“It’s good to hear your voice, you know it’s been so long
If I don’t get your calls, then everything goes wrong…
Your voice across the line gives me a strange sensation”
— Blondie, “Hanging on the Telephone”
In 1978, Debbie Harry propelled her new wave band Blondie to the top of the charts with a plaintive tale of yearning to hear her boyfriend’s voice from afar and insisting he not leave her “hanging on the telephone.”
But the questions arises: What if it were 2020 and she was speaking over VOIP with intermittent packet losses, audio jitter, network delays and out-of-sequence packet transmissions?
We’ll never know.
But Google this week announced details of a new technology for its popular Duo voice and video app that will help ensure smoother voice transmissions and reduce momentary gaps that sometimes mar internet-based connections. We’d like to think Debbie would approve.
We’ve all experienced Internet audio jitter. It occurs when one or more packets of instructions comprising a stream of audio instructions are delayed or shuffled out of order between caller and listener. Methods employing voice packet buffers and artificial intelligence generally can smooth over jitter of 20 milliseconds or less. But the interruptions become more noticeable when the missing packets add up to 60 milliseconds and greater.
Google says virtually all calls experience some data packet loss: one-fifth of all calls lose 3 percent of their audio and one-tenth lose 8 percent.
This week, Google researchers at the DeepMind division reported that they have begun using a program called WaveNetEQ to address these issues. The algorithm excels at filling in momentary sound gaps with synthesized but natural-sounding speech elements. Relying on a voluminous library of speech data, WaveNetEQ fills in sound gaps up to 120 milliseconds. Such sound bit swaps are called packet loss concealments (PLC).

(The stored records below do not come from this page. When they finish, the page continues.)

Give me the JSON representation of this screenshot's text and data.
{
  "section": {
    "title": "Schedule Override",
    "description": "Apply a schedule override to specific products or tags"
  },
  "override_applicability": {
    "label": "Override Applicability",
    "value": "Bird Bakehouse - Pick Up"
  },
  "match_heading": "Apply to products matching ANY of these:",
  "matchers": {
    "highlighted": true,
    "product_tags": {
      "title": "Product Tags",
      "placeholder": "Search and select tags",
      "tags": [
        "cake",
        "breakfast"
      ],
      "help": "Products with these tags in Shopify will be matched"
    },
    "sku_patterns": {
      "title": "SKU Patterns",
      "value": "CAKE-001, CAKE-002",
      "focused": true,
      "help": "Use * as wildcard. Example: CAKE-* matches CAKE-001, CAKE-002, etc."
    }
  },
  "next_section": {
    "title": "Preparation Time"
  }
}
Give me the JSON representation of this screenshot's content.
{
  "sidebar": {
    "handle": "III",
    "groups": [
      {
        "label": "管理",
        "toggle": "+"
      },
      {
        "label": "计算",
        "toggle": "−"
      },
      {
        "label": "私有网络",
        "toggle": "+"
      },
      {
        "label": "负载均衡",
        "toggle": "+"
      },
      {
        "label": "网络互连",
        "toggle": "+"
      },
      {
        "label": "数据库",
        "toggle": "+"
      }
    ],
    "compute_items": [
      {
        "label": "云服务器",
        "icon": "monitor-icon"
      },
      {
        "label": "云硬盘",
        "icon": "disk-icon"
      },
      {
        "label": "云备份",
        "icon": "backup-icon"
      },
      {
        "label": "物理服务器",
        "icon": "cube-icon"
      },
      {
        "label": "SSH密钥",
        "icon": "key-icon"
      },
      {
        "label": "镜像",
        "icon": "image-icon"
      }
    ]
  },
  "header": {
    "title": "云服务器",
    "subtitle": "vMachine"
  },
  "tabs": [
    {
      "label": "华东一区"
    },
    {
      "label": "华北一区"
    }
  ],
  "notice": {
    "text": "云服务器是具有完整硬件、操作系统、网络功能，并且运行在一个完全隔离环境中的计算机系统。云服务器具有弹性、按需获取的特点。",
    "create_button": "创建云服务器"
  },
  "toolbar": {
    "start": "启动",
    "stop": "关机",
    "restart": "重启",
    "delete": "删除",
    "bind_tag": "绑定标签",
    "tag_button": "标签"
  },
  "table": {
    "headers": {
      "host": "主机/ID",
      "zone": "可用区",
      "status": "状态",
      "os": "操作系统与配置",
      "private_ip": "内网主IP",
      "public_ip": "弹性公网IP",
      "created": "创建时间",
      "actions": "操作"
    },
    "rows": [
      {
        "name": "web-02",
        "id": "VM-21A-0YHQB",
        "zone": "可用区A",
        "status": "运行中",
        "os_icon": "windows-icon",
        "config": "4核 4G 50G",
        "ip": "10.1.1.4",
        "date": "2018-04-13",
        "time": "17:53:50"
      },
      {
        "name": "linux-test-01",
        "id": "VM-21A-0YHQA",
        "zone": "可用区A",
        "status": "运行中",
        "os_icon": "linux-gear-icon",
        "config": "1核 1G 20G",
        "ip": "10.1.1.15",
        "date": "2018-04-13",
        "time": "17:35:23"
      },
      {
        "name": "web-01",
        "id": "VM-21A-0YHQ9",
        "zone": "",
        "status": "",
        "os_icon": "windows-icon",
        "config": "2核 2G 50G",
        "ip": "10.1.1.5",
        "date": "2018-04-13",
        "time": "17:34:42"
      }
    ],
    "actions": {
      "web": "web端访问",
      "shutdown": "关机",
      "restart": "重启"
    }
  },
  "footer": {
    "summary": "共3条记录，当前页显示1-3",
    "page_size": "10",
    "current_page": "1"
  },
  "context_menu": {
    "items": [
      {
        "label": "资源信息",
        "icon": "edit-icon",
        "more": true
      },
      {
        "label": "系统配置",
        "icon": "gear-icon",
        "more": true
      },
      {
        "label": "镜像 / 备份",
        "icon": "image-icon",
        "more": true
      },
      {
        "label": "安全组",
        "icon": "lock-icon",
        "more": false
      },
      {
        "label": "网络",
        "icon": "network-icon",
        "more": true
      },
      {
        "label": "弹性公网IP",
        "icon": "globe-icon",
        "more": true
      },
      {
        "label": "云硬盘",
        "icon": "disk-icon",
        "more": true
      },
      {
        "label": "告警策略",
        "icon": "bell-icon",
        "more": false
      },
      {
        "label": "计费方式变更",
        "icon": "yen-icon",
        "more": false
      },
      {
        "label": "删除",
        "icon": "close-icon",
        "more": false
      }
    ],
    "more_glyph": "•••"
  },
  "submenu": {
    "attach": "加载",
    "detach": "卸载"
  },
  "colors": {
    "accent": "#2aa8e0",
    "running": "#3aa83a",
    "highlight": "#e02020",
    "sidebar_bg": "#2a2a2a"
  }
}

“WaveNetEQ is a generative model based on DeepMind’s WaveRNN technology,” Google’s AI Blog reported April 1, “that is trained using a large corpus of speech data to realistically continue short speech segments enabling it to fully synthesize the raw waveform of missing speech.”

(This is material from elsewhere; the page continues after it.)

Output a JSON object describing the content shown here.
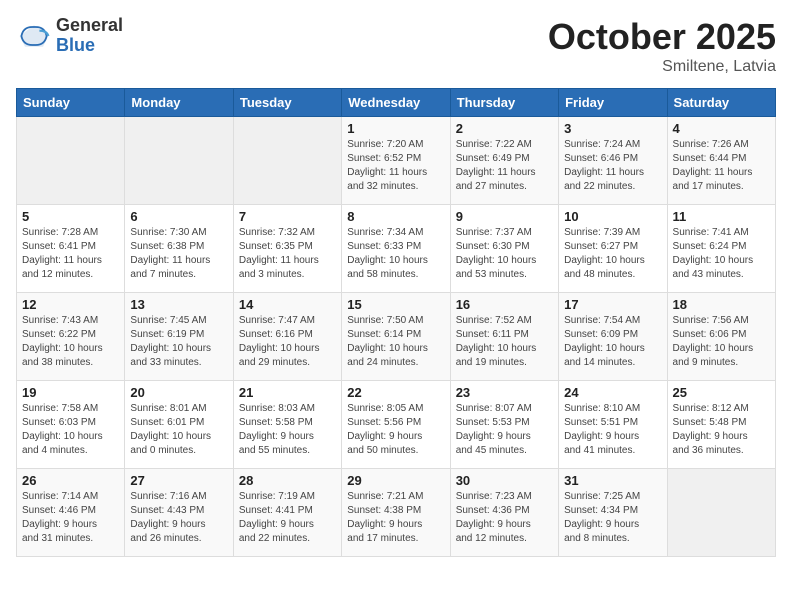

The program analyzed sounds from 100 speakers in 48 languages, zeroing in on “the characteristics of human speech in general, instead of the properties of a specific language,” the report explained.
In addition, sound analysis was tested in environments offering a wide variety of background noise to help ensure accurate recognition by speakers on busy city sidewalks, train stations or cafeterias.

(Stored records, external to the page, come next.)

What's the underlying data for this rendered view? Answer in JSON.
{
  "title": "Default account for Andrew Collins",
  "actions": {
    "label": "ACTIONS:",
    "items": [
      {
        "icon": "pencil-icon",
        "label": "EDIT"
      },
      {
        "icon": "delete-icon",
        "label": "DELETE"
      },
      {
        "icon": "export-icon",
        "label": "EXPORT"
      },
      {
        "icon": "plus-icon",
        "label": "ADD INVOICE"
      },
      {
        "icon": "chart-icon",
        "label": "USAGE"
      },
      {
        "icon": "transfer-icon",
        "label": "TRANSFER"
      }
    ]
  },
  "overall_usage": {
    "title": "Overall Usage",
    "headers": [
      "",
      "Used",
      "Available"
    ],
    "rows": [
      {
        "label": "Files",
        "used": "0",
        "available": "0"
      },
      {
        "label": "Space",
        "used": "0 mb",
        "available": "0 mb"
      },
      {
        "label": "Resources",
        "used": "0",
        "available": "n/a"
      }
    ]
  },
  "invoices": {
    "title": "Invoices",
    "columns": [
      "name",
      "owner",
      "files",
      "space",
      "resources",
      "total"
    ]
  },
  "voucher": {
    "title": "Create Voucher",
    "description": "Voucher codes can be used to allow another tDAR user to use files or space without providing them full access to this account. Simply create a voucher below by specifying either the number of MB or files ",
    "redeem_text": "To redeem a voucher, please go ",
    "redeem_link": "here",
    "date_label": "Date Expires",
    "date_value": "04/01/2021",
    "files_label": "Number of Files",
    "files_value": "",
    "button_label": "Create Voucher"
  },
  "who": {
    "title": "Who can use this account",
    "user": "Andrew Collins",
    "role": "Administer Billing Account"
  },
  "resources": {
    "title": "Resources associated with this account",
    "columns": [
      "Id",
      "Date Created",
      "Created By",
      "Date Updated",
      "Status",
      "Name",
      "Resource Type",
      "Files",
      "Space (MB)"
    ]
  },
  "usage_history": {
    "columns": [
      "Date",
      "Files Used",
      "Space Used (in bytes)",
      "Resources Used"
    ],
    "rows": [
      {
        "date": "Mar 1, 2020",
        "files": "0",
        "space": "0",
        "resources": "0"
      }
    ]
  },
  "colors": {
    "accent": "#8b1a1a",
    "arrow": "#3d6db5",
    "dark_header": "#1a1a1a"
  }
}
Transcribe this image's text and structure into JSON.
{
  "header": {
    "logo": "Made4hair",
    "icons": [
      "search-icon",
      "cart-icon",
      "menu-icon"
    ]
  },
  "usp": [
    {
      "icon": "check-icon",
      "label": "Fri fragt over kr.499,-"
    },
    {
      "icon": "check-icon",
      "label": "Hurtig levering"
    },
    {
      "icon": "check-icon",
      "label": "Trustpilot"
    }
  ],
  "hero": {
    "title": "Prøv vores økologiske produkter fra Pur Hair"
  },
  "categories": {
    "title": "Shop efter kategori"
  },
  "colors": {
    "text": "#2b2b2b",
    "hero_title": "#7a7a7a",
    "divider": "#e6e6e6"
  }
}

All WaveNetEQ processing must run on the receiver’s phone so that encryption services are not compromised. But the extra demand on processing speed is minimal, Google asserts. WaveNetEQ is “fast enough to run on a phone, while still providing state-of-the-art audio quality and more natural sounding PLC than other systems currently in use.”
Sounds samples illustrating audio jitter and improvement with WabeNetEQ are posted on the Google Blog report.